Walk Away. You can walk away from a reverse mortgage as a last resort. Handing over the deed to the lender will release you from your loan, but you will also lose your house.

Can you pay back a chip reverse mortgage? ›

You don't need to make any regular payments on a reverse mortgage. Your lender usually allows you to make payments up to a maximum amount. You usually also have the option to repay the principal and interest in full at any time. If you pay off your reverse mortgage early, you may need to pay a fee.

What happens if you live too long on a reverse mortgage? ›

If the end of your term is up before you pass away, then you have outlived your reverse mortgage proceeds. With a term payment plan, you reach your loan's principal limit—the maximum that you can borrow—at the end of the term. After that, you won't be able to receive additional proceeds from your reverse mortgage.

What is the 95% rule on a reverse mortgage? ›

If the balance owed on the loan is more than what the home is worth, your heirs can sell the home for at least 95 percent of the current appraised value in order to pay off the loan.

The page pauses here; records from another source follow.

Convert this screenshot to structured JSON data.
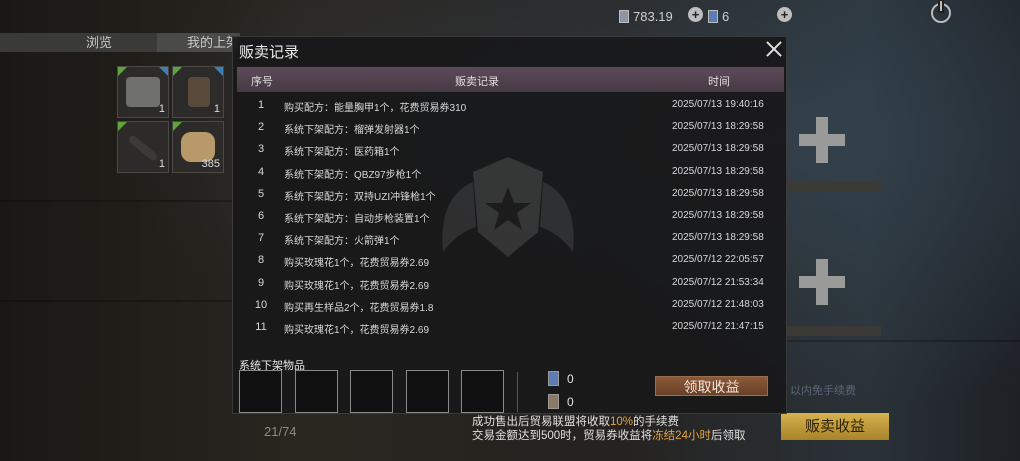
{
  "topbar": {
    "currency_value": "783.19",
    "ticket_count": "6"
  },
  "tabs": [
    {
      "label": "浏览"
    },
    {
      "label": "我的上架"
    }
  ],
  "inventory": [
    {
      "qty": "1"
    },
    {
      "qty": "1"
    },
    {
      "qty": "1"
    },
    {
      "qty": "385"
    }
  ],
  "inventory_count": "21/74",
  "modal": {
    "title": "贩卖记录",
    "columns": [
      "序号",
      "贩卖记录",
      "时间"
    ],
    "rows": [
      {
        "no": "1",
        "record": "购买配方：能量胸甲1个，花费贸易券310",
        "time": "2025/07/13 19:40:16"
      },
      {
        "no": "2",
        "record": "系统下架配方：榴弹发射器1个",
        "time": "2025/07/13 18:29:58"
      },
      {
        "no": "3",
        "record": "系统下架配方：医药箱1个",
        "time": "2025/07/13 18:29:58"
      },
      {
        "no": "4",
        "record": "系统下架配方：QBZ97步枪1个",
        "time": "2025/07/13 18:29:58"
      },
      {
        "no": "5",
        "record": "系统下架配方：双持UZI冲锋枪1个",
        "time": "2025/07/13 18:29:58"
      },
      {
        "no": "6",
        "record": "系统下架配方：自动步枪装置1个",
        "time": "2025/07/13 18:29:58"
      },
      {
        "no": "7",
        "record": "系统下架配方：火箭弹1个",
        "time": "2025/07/13 18:29:58"
      },
      {
        "no": "8",
        "record": "购买玫瑰花1个，花费贸易券2.69",
        "time": "2025/07/12 22:05:57"
      },
      {
        "no": "9",
        "record": "购买玫瑰花1个，花费贸易券2.69",
        "time": "2025/07/12 21:53:34"
      },
      {
        "no": "10",
        "record": "购买再生样品2个，花费贸易券1.8",
        "time": "2025/07/12 21:48:03"
      },
      {
        "no": "11",
        "record": "购买玫瑰花1个，花费贸易券2.69",
        "time": "2025/07/12 21:47:15"
      }
    ],
    "delisted_label": "系统下架物品",
    "count_a": "0",
    "count_b": "0",
    "claim_label": "领取收益"
  },
  "fee_note": {
    "line1_a": "成功售出后贸易联盟将收取",
    "line1_hl": "10%",
    "line1_b": "的手续费",
    "line2_a": "交易金额达到500时，贸易券收益将",
    "line2_hl": "冻结24小时",
    "line2_b": "后领取"
  },
  "bg_text": "以内免手续费",
  "sell_earn_label": "贩卖收益",
  "colors": {
    "header_bg": "#4f404b",
    "claim_btn": "#7a4c30",
    "sell_btn": "#c49c3c",
    "highlight": "#e5a33d"
  }
}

What is the current interest rate on reverse mortgages? ›

Reverse Mortgage Loan Rates
Updated: February 9, 2024HECM Fixed RateJumbo Adjustable (Proprietary)
Current Rates7.56% - 7.93%11.385% - 11.635%
APR8.996% - 9.427%*N/A
IndexN/A4.76%
MarginN/A6.625% - 6.875%
3 more rows
Feb 9, 2024

Which bank is best for reverse mortgage? ›

Best Reverse Mortgage Companies of 2024
  • Best Overall: American Advisors Group (AAG)
  • Best for Good Credit: Liberty Reverse Mortgage.
  • Best for Ease of Qualifications: Reverse Mortgage Funding.
  • Best Online Option: Longbridge Financial.
  • Best Reverse Mortgage for Purchase: Finance of America Reverse.

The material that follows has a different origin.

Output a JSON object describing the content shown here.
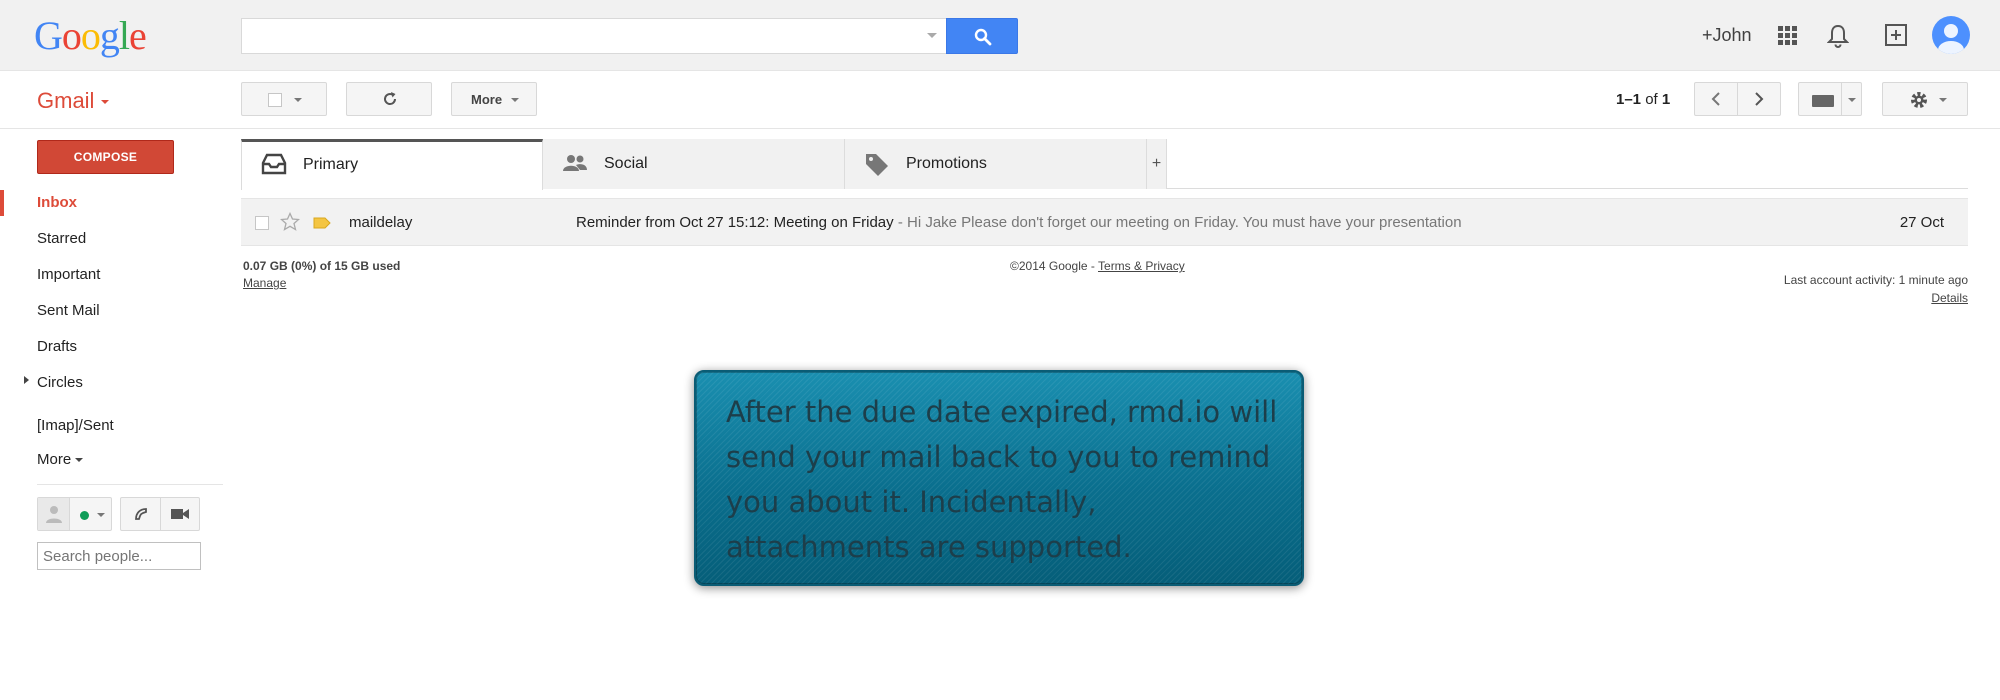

What is the negative side of a reverse mortgage? ›

Smaller Inheritances and Greater Hassles for Any Heirs

A reverse mortgage can also deplete much of the homeowner's wealth, especially if their home is basically all they have, leaving little behind for their heirs.

Is chip a good idea? ›

Fintech app-based savings and investments provider, Chip, offers competitive rates for savers, while investors can access a selection of funds and low fees. However, with its high charges applied to some features – such as autosave – the provider may not appeal to everyone.

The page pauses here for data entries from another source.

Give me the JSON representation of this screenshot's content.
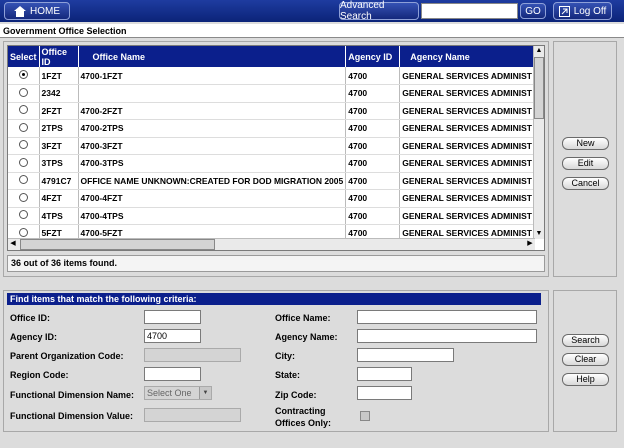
{
  "topbar": {
    "home_label": "HOME",
    "advanced_search_label": "Advanced Search",
    "search_value": "",
    "go_label": "GO",
    "logoff_label": "Log Off"
  },
  "page_title": "Government Office Selection",
  "grid": {
    "columns": [
      "Select",
      "Office ID",
      "Office Name",
      "Agency ID",
      "Agency Name"
    ],
    "rows": [
      {
        "selected": true,
        "office_id": "1FZT",
        "office_name": "4700-1FZT",
        "agency_id": "4700",
        "agency_name": "GENERAL SERVICES ADMINIST"
      },
      {
        "selected": false,
        "office_id": "2342",
        "office_name": "",
        "agency_id": "4700",
        "agency_name": "GENERAL SERVICES ADMINIST"
      },
      {
        "selected": false,
        "office_id": "2FZT",
        "office_name": "4700-2FZT",
        "agency_id": "4700",
        "agency_name": "GENERAL SERVICES ADMINIST"
      },
      {
        "selected": false,
        "office_id": "2TPS",
        "office_name": "4700-2TPS",
        "agency_id": "4700",
        "agency_name": "GENERAL SERVICES ADMINIST"
      },
      {
        "selected": false,
        "office_id": "3FZT",
        "office_name": "4700-3FZT",
        "agency_id": "4700",
        "agency_name": "GENERAL SERVICES ADMINIST"
      },
      {
        "selected": false,
        "office_id": "3TPS",
        "office_name": "4700-3TPS",
        "agency_id": "4700",
        "agency_name": "GENERAL SERVICES ADMINIST"
      },
      {
        "selected": false,
        "office_id": "4791C7",
        "office_name": "OFFICE NAME UNKNOWN:CREATED FOR DOD MIGRATION 2005",
        "agency_id": "4700",
        "agency_name": "GENERAL SERVICES ADMINIST"
      },
      {
        "selected": false,
        "office_id": "4FZT",
        "office_name": "4700-4FZT",
        "agency_id": "4700",
        "agency_name": "GENERAL SERVICES ADMINIST"
      },
      {
        "selected": false,
        "office_id": "4TPS",
        "office_name": "4700-4TPS",
        "agency_id": "4700",
        "agency_name": "GENERAL SERVICES ADMINIST"
      },
      {
        "selected": false,
        "office_id": "5FZT",
        "office_name": "4700-5FZT",
        "agency_id": "4700",
        "agency_name": "GENERAL SERVICES ADMINIST"
      }
    ],
    "count_text": "36 out of 36 items found."
  },
  "grid_actions": {
    "new_label": "New",
    "edit_label": "Edit",
    "cancel_label": "Cancel"
  },
  "criteria": {
    "heading": "Find items that match the following criteria:",
    "office_id_label": "Office ID:",
    "office_id_value": "",
    "agency_id_label": "Agency ID:",
    "agency_id_value": "4700",
    "parent_org_label": "Parent Organization Code:",
    "region_code_label": "Region Code:",
    "func_dim_name_label": "Functional Dimension Name:",
    "func_dim_name_value": "Select One",
    "func_dim_value_label": "Functional Dimension Value:",
    "office_name_label": "Office Name:",
    "agency_name_label": "Agency Name:",
    "city_label": "City:",
    "state_label": "State:",
    "zip_label": "Zip Code:",
    "contracting_label_1": "Contracting",
    "contracting_label_2": "Offices Only:"
  },
  "criteria_actions": {
    "search_label": "Search",
    "clear_label": "Clear",
    "help_label": "Help"
  },
  "colors": {
    "header_blue": "#0b1f8c",
    "topbar_blue": "#14287c"
  }
}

What are the tax benefits of a reverse mortgage? ›

The money you get from a reverse mortgage is a loan, not enrichment. As a result, you do not owe any taxes on it. And, when you or your estate repays this loan, you might receive a deduction for the interest provided that you spent this money improving the property.

Do you get money when you do a reverse mortgage? ›

Reverse mortgages allow seniors to tap their home equity and turn it into cash. They can offer lump-sum payments, a line of credit (like a credit card) or even monthly payments — whichever suits your lifestyle and retirement goals best.